Ia menegaskan tak akan mengizinkan petugas Dinas Lingkungan Hidup masuk ke areal TPA sebelum lahannya dibayar lunas.
“Saya tidak izinkan karena ini (lahan, red) masih hak saya. Kalau saya yang tawarkan tanah supaya Pemda beli, boeh-boleh saja. Tapi ini Pemda yang mau beli, bukan saya yang paksa,” ujarnya.
“Sampai bayar baru saya kasih izin masuk. Malam ini saya tidur di TPA, jangan ada yang buka,” tegas Ali.
Jika Pemda sudah melunasi sisa uang Rp 115 juta, sambung Ali, ia bakal langsung resign dari pekerjaan sebagai penjaga TPA tersebut.

“Kalau sudah bayar, saya langsung bilang di Bupati saya mundur dari petugas penjaga TPA ini. Saya kecewa dengan pemerintah. Saya tunggu kasih lunas hak saya dulu baru berhenti,” imbuhnya.
“Ibu Sofia WA di saya, dia bilang jangan pakai (libatkan, red) wartawan.

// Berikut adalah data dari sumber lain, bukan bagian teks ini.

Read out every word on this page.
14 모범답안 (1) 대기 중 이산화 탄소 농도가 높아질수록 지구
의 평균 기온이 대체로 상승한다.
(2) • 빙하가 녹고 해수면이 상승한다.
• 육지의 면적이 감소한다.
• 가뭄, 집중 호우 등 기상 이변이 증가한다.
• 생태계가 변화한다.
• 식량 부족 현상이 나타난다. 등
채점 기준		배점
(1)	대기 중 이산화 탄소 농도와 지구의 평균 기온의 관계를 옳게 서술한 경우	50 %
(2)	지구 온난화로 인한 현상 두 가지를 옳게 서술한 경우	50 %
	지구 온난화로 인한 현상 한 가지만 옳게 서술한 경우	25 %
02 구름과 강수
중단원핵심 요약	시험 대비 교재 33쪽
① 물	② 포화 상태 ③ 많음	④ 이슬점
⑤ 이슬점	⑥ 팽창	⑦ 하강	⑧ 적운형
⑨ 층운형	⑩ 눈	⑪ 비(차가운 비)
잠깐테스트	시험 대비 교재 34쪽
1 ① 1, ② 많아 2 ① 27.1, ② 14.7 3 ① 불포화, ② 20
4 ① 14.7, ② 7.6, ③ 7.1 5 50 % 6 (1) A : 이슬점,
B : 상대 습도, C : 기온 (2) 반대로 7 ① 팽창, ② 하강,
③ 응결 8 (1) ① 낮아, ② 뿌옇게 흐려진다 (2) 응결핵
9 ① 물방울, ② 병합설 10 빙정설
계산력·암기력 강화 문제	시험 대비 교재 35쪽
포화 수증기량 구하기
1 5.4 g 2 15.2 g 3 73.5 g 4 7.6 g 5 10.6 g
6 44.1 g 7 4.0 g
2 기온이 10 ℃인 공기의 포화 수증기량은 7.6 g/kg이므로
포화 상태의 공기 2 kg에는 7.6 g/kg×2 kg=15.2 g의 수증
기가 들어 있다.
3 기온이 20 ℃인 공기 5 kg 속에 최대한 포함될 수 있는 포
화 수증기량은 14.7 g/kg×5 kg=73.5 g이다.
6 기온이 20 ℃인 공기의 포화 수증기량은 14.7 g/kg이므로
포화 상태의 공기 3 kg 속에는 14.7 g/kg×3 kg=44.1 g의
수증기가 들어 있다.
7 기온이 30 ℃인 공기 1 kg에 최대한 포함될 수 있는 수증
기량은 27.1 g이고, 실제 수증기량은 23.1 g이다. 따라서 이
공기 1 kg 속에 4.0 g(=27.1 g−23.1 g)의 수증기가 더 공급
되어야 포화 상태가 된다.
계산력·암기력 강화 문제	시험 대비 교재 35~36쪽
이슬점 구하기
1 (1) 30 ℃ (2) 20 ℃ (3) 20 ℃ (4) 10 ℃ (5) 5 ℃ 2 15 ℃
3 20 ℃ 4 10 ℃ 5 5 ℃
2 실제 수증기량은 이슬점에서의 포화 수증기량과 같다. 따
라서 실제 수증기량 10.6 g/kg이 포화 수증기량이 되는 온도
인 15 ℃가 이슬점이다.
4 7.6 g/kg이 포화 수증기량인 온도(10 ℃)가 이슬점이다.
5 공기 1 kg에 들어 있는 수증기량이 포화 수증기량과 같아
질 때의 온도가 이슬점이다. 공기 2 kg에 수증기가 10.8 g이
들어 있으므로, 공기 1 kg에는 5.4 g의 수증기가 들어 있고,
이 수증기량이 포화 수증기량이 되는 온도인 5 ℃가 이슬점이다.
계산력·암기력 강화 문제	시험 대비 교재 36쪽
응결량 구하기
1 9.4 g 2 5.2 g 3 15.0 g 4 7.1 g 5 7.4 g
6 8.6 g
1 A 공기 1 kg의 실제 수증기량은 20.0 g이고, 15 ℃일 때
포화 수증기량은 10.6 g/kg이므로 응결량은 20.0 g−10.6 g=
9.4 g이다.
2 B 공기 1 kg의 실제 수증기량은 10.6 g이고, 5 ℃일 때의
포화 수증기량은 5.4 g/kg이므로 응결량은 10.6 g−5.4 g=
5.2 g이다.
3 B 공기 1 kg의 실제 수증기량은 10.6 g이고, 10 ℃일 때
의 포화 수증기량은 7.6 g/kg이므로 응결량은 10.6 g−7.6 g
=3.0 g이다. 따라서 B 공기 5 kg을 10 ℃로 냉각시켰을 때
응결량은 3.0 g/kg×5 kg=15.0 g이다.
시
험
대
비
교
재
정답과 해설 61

Saya bilang tidak mungkin hal begitu mereka tidak ikut campur, apalagi masyarakat punya kebutuhan, wartawan punya hak bikin berita,” tandas Ali.
Sementara itu, Kabag Pemerintahan Setda Pulau Morotai, Sofia Doa yang dikonfirmasi terpisah mengaku pembayaran lahan tersebut tengah diproses.
“TPA Dehegila proses SPM sudah siap, hanya saja Pak Sekda ada keluar daerah jadi belum tanda tangan. Proses uang negara tidak segampang kasih masuk kartu ATM langsung uang keluar, tapi butuh proses,” terangnya.
Sekadar diketahui, Pemda membeli lahan TPA pada tahun 2020 seluas 1 hektare lebih dengan total harga Rp 320 juta. Sejauh ini, lahan tersebut baru dibayar April 2020 sebesar Rp 95 juta dan Rp 110 juta dibayar pada bulan September 2020.
Pemilik lahan mengaku sisa pembayaran Rp 115 juta dijanjikan akan dilunasi pada bulan Maret 2021 namun hingga kini pembayaran belum dilakukan.